C. Punitive Damages Require an Underlying Tort

Plaintiff also alleges Colorado Casualty and Spratta are liable for punitive damages. (Doc. 1-1 at 11-12). Spratta argues that she cannot be liable for punitive damages if, as the Court has found, Plaintiff has not adequately alleged a tort against him. (Doc. 8 at 6). Plaintiff does not dispute this contention.

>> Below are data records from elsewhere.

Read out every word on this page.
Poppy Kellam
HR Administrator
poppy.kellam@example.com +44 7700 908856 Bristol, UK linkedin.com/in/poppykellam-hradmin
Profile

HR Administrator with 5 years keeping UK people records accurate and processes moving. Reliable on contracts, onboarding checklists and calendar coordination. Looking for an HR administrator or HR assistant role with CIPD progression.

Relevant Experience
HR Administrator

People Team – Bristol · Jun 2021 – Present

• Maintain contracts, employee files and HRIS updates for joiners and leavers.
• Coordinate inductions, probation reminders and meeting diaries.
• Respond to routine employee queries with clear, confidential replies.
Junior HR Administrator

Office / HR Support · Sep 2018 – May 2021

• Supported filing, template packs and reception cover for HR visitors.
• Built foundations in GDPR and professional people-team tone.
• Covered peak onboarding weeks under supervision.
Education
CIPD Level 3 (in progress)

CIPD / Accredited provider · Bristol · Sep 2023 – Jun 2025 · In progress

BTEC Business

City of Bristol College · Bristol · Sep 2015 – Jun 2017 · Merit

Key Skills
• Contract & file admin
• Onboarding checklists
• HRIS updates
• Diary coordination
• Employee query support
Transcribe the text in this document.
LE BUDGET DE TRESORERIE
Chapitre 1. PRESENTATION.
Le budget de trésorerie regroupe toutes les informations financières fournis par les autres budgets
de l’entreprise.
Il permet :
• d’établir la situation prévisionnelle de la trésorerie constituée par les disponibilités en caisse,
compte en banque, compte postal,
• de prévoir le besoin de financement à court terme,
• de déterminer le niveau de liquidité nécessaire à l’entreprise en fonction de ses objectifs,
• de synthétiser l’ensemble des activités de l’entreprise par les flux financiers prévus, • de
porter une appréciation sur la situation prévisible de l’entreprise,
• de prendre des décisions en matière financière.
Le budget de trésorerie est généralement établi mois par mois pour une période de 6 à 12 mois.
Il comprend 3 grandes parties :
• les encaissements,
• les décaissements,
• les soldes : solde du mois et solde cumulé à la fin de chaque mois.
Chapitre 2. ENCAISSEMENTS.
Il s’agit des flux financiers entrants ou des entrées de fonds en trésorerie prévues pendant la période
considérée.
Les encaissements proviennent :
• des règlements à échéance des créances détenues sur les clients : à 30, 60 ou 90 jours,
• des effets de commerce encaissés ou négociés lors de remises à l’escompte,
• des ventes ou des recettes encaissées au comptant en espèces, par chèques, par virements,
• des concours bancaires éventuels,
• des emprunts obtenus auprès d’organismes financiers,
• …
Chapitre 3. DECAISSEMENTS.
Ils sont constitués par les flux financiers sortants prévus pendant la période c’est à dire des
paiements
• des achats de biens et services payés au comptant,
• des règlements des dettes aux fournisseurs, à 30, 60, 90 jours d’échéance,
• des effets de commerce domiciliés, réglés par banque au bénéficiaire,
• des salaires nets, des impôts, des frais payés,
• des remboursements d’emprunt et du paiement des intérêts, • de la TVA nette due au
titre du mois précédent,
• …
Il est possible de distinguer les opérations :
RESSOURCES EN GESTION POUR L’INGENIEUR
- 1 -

In Arizona, "before a jury may award punitive damages there must be evidence of an evil mind' and aggravated and outrageous conduct." Linthicum v. Nationwide Life Ins. Co., 723 P.2d 675, 680 (Ariz. 1986). Punitive damages require evidence of "something more' than the conduct necessary to establish the tort." Rawlings v. Apodaca, 726 P.2d 565, 577 (Ariz. 1986). Here, the only "conduct" alleged is against Colorado Casualty. Spratta cannot be liable for punitive damages unless she committed an underlying tort. Because Plaintiff has not adequately alleged a tort against Spratta, his claim for punitive damages against her must be dismissed as well.

III. CONCLUSION

Based on the foregoing,

IT IS ORDERED that Defendant Trudy A. Spratta's Motion to Dismiss Plaintiff's claims against her (Doc. 8) is granted.